His fingers brushed the Mississippi, where Union gunboats steamed toward Memphis.
Then to the Shenandoah, where Jackson limped from his first great defeat.
Then to the coast, where Union armies pressed Savannah and Charleston.
"Every yard,"
he whispered,
"will cost them more than it should. Every mile will be bought with rivers of blood. And while they bleed, I shall grow rich enough to build empires."
Then came a ping from his system alerting him that one of his lieutenants was trying to contact him through the system link.
Without pausing Elias accepted the connection like answering a phone call.
"Reporting in sir, we've siezed another prize, commander. A coal tender seized off Newfoundland. Two hundred tons of good stock."
Elias smiled at last, his teeth flashing in the candlelight.
"Good,"
he said softly.
"Bring it back, we'll melt it down. Every ounce has its worth."
He rose, his cloak sweeping behind him like a shadow.
The war in America would drag on—for a few more years at the least.
And with the recent gains from looting American shipping and vessels, Elias had the capital to summon forth a true army of his 'greybacks' all while further expanding his own ironclad navy to wreck true havok upon the Union forces.

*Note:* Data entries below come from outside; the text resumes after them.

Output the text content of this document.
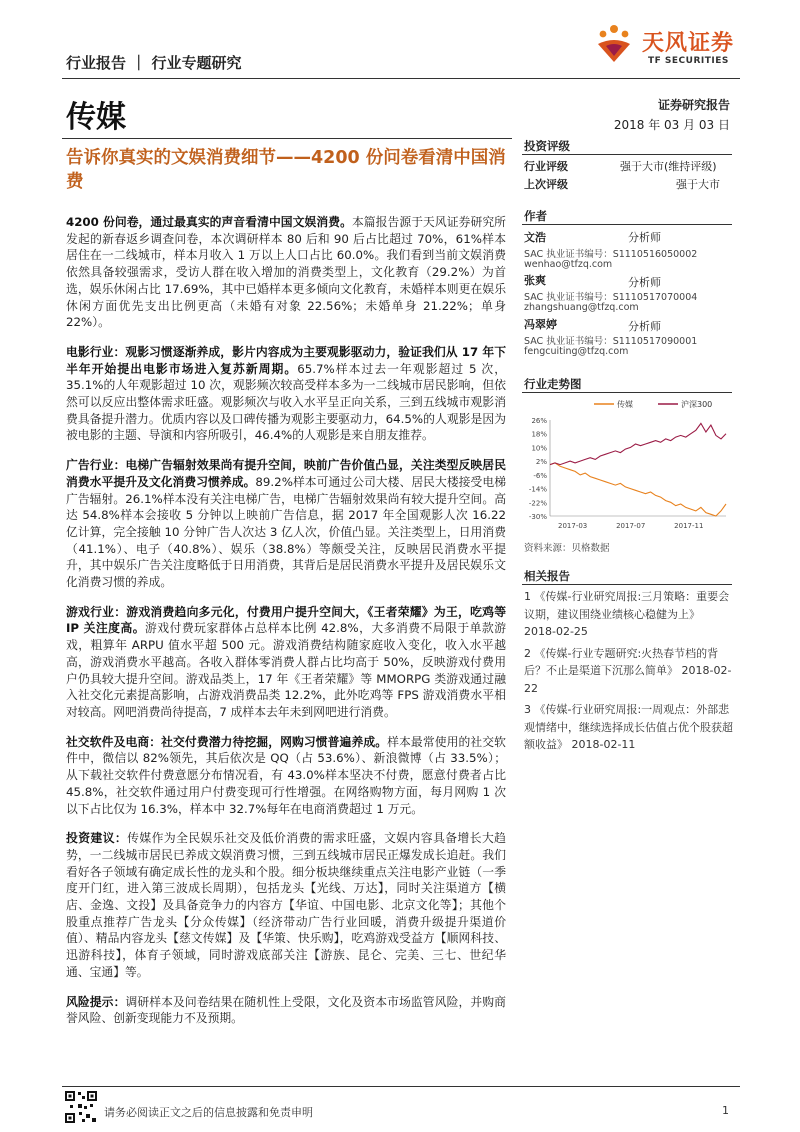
行业报告 ｜ 行业专题研究
天风证券
TF SECURITIES
传媒	证券研究报告
2018 年 03 月 03 日
告诉你真实的文娱消费细节——4200 份问卷看清中国消费
投资评级
行业评级	强于大市(维持评级)
上次评级	强于大市
作者
文浩	分析师
SAC 执业证书编号：S1110516050002
wenhao@tfzq.com
张爽	分析师
SAC 执业证书编号：S1110517070004
zhangshuang@tfzq.com
冯翠婷	分析师
SAC 执业证书编号：S1110517090001
fengcuiting@tfzq.com
行业走势图
26%
18%
10%
2%
-6%
-14%
-22%
-30%
2017-03	2017-07	2017-11
传媒	沪深300
资料来源：贝格数据
相关报告
1 《传媒-行业研究周报:三月策略：重要会议期，建议围绕业绩核心稳健为上》 2018-02-25
2 《传媒-行业专题研究:火热春节档的背后？不止是渠道下沉那么简单》 2018-02-22
3 《传媒-行业研究周报:一周观点：外部悲观情绪中，继续选择成长估值占优个股获超额收益》 2018-02-11

4200 份问卷，通过最真实的声音看清中国文娱消费。本篇报告源于天风证券研究所发起的新春返乡调查问卷，本次调研样本 80 后和 90 后占比超过 70%，61%样本居住在一二线城市，样本月收入 1 万以上人口占比 60.0%。我们看到当前文娱消费依然具备较强需求，受访人群在收入增加的消费类型上，文化教育（29.2%）为首选，娱乐休闲占比 17.69%，其中已婚样本更多倾向文化教育，未婚样本则更在娱乐休闲方面优先支出比例更高（未婚有对象 22.56%；未婚单身 21.22%；单身 22%）。

电影行业：观影习惯逐渐养成，影片内容成为主要观影驱动力，验证我们从 17 年下半年开始提出电影市场进入复苏新周期。65.7%样本过去一年观影超过 5 次，35.1%的人年观影超过 10 次，观影频次较高受样本多为一二线城市居民影响，但依然可以反应出整体需求旺盛。观影频次与收入水平呈正向关系，三到五线城市观影消费具备提升潜力。优质内容以及口碑传播为观影主要驱动力，64.5%的人观影是因为被电影的主题、导演和内容所吸引，46.4%的人观影是来自朋友推荐。

广告行业：电梯广告辐射效果尚有提升空间，映前广告价值凸显，关注类型反映居民消费水平提升及文化消费习惯养成。89.2%样本可通过公司大楼、居民大楼接受电梯广告辐射。26.1%样本没有关注电梯广告，电梯广告辐射效果尚有较大提升空间。高达 54.8%样本会接收 5 分钟以上映前广告信息，据 2017 年全国观影人次 16.22 亿计算，完全接触 10 分钟广告人次达 3 亿人次，价值凸显。关注类型上，日用消费（41.1%）、电子（40.8%）、娱乐（38.8%）等颇受关注，反映居民消费水平提升，其中娱乐广告关注度略低于日用消费，其背后是居民消费水平提升及居民娱乐文化消费习惯的养成。

游戏行业：游戏消费趋向多元化，付费用户提升空间大，《王者荣耀》为王，吃鸡等 IP 关注度高。游戏付费玩家群体占总样本比例 42.8%，大多消费不局限于单款游戏，粗算年 ARPU 值水平超 500 元。游戏消费结构随家庭收入变化，收入水平越高，游戏消费水平越高。各收入群体零消费人群占比均高于 50%，反映游戏付费用户仍具较大提升空间。游戏品类上，17 年《王者荣耀》等 MMORPG 类游戏通过融入社交化元素提高影响，占游戏消费品类 12.2%，此外吃鸡等 FPS 游戏消费水平相对较高。网吧消费尚待提高，7 成样本去年未到网吧进行消费。

社交软件及电商：社交付费潜力待挖掘，网购习惯普遍养成。样本最常使用的社交软件中，微信以 82%领先，其后依次是 QQ（占 53.6%）、新浪微博（占 33.5%）；从下载社交软件付费意愿分布情况看，有 43.0%样本坚决不付费，愿意付费者占比 45.8%，社交软件通过用户付费变现可行性增强。在网络购物方面，每月网购 1 次以下占比仅为 16.3%，样本中 32.7%每年在电商消费超过 1 万元。

投资建议：传媒作为全民娱乐社交及低价消费的需求旺盛，文娱内容具备增长大趋势，一二线城市居民已养成文娱消费习惯，三到五线城市居民正爆发成长追赶。我们看好各子领域有确定成长性的龙头和个股。细分板块继续重点关注电影产业链（一季度开门红，进入第三波成长周期），包括龙头【光线、万达】，同时关注渠道方【横店、金逸、文投】及具备竞争力的内容方【华谊、中国电影、北京文化等】；其他个股重点推荐广告龙头【分众传媒】（经济带动广告行业回暖，消费升级提升渠道价值）、精品内容龙头【慈文传媒】及【华策、快乐购】，吃鸡游戏受益方【顺网科技、迅游科技】，体育子领域，同时游戏底部关注【游族、昆仑、完美、三七、世纪华通、宝通】等。

风险提示：调研样本及问卷结果在随机性上受限，文化及资本市场监管风险，并购商誉风险、创新变现能力不及预期。

请务必阅读正文之后的信息披露和免责申明	1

Men would die by the thousands, yet he would sit here in his mountain keep, weaving profit from carnage, his hand unseen, his design eternal.
The world thought the American war was about Union and Confederacy, slavery and freedom, state and nation.
But here, on this cliff above the Adriatic, Elias knew the truth.
It was his war.
His crucible.
And from it, he would forge not a new nation, but a dominion of iron, blood, and shadow.